Он насторожился. Что-то в ее тоне ему не понравилось. По существу, он ничем не отличался от обычного ее тона, но Гензелю померещилось в нем что-то зловещее. Точно мелькнула в безоблачном небе крохотная серая тучка, тянущая за собой грозу…
— Постой-ка… Знаком мне этот голос, сестрица. Что-то ты недоговариваешь, ведь так?
Гретель пожала плечами. Лгать она не умела, поэтому никогда не лгала. К чему ложь, если достаточно просто не открывать правды?
— Ты переоцениваешь чистоту ее крови, — со вздохом сказала Гретель. — Как и многие королевские подданные. Иногда мне кажется, братец, что ни в одной науке нет столько иллюзорного и не соответствующего внешнему виду, сколько в геномагии. Здесь форма никогда не соответствует содержимому. За золотой шкурой почти всегда скрывается гниль, а самые румяные яблоки чаще всего ужасно кислы на вкус…
Гензель выразительно поморщился:
— Хочешь заговорить мне зубы? Нет уж. Наслушался. Ты не отвертишься от ответа, сестрица. Почему это принцесса недостаточно чиста для альвов, скажи на милость? Ты ведь не можешь знать ее генома!
— Нет. — Гретель отвернулась в сторону, разглядывая серые метелочки пшеницы на поле. — Но я знаю геном ее отца. Этого достаточно.
Пожалуй, если бы с неба спустилась дюжина альвов в сияющей золотой колеснице, запряженной единорогами, это и то не произвело бы большего впечатления. Гензель остановился — нога отказалась делать следующий шаг. Вслед за ним остановилась и безразличная к их разговору Хромонема.
— Ты сделала генетический анализ короля?!

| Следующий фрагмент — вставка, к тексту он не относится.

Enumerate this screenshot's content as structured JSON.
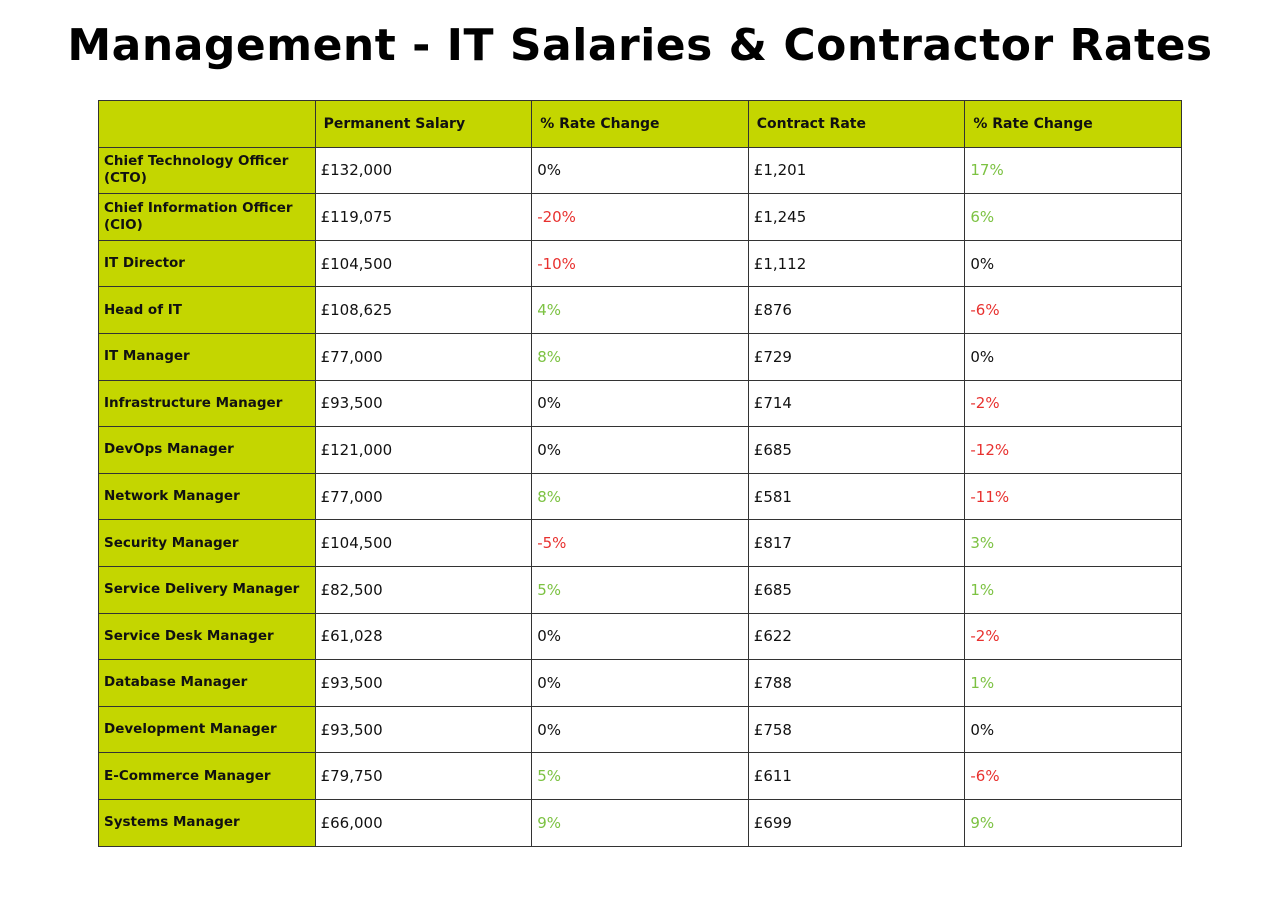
{
  "title": "Management - IT Salaries & Contractor Rates",
  "colors": {
    "header_bg": "#c4d600",
    "negative": "#e8312f",
    "positive": "#7cc242"
  },
  "columns": [
    "",
    "Permanent Salary",
    "% Rate Change",
    "Contract Rate",
    "% Rate Change"
  ],
  "rows": [
    [
      "Chief Technology Officer (CTO)",
      "£132,000",
      "0%",
      "£1,201",
      "17%"
    ],
    [
      "Chief Information Officer (CIO)",
      "£119,075",
      "-20%",
      "£1,245",
      "6%"
    ],
    [
      "IT Director",
      "£104,500",
      "-10%",
      "£1,112",
      "0%"
    ],
    [
      "Head of IT",
      "£108,625",
      "4%",
      "£876",
      "-6%"
    ],
    [
      "IT Manager",
      "£77,000",
      "8%",
      "£729",
      "0%"
    ],
    [
      "Infrastructure Manager",
      "£93,500",
      "0%",
      "£714",
      "-2%"
    ],
    [
      "DevOps Manager",
      "£121,000",
      "0%",
      "£685",
      "-12%"
    ],
    [
      "Network Manager",
      "£77,000",
      "8%",
      "£581",
      "-11%"
    ],
    [
      "Security Manager",
      "£104,500",
      "-5%",
      "£817",
      "3%"
    ],
    [
      "Service Delivery Manager",
      "£82,500",
      "5%",
      "£685",
      "1%"
    ],
    [
      "Service Desk Manager",
      "£61,028",
      "0%",
      "£622",
      "-2%"
    ],
    [
      "Database Manager",
      "£93,500",
      "0%",
      "£788",
      "1%"
    ],
    [
      "Development Manager",
      "£93,500",
      "0%",
      "£758",
      "0%"
    ],
    [
      "E-Commerce Manager",
      "£79,750",
      "5%",
      "£611",
      "-6%"
    ],
    [
      "Systems Manager",
      "£66,000",
      "9%",
      "£699",
      "9%"
    ]
  ]
}
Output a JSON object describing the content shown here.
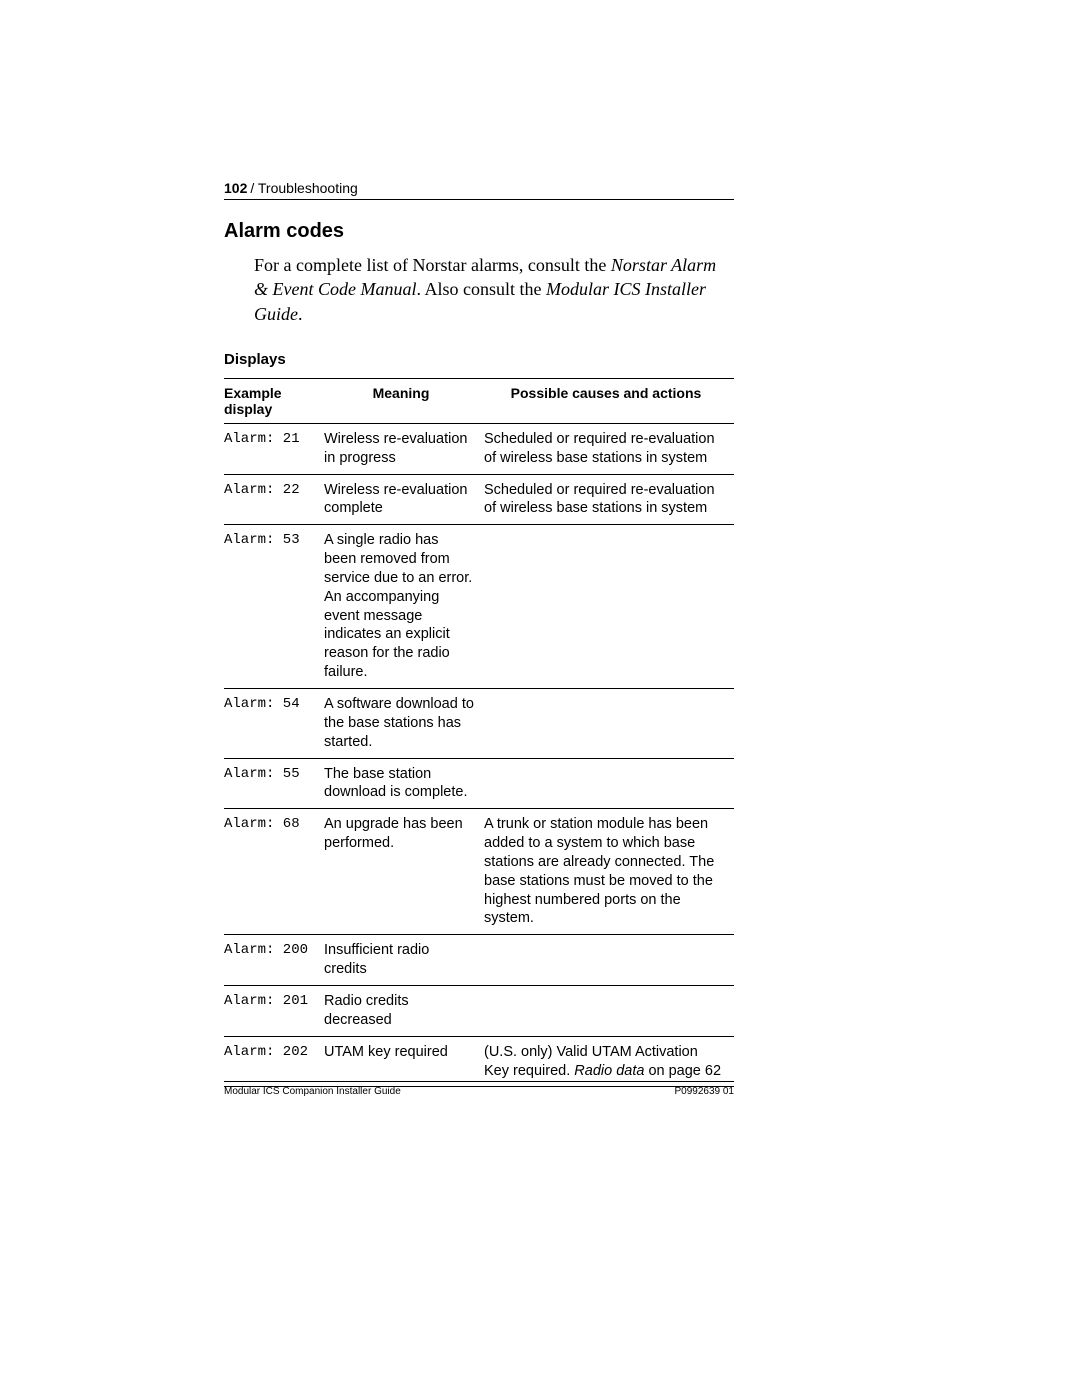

— Да, — сказала она спокойно, таким тоном, каким обыкновенно говорят о вещах заурядных и ничуть не интересных. — Еще вчера, если хочешь знать.
Гензель только хватал ртом воздух, потрясенный.
Здравствуй, дорогой братец Гензель. Я сегодня вылечила двух человек от генетических пороков. А еще купила пирог с почками и новую расческу. Ах да, еще я сделала генетический анализ короля. Да, из-за него мы с тобой могли отправиться на виселицу, но так уж вышло.
Гензель поперхнулся, пытаясь сделать вдох. В этот раз это была не злость, это было потрясение.
— Глупая девчонка! — воскликнул он, хватаясь за голову, Хромонема удивленно скосила на него влажный грустный глаз. — Ты что?! Кого?.. Короля?! Геноведьма! Хворостина по тебе плачет!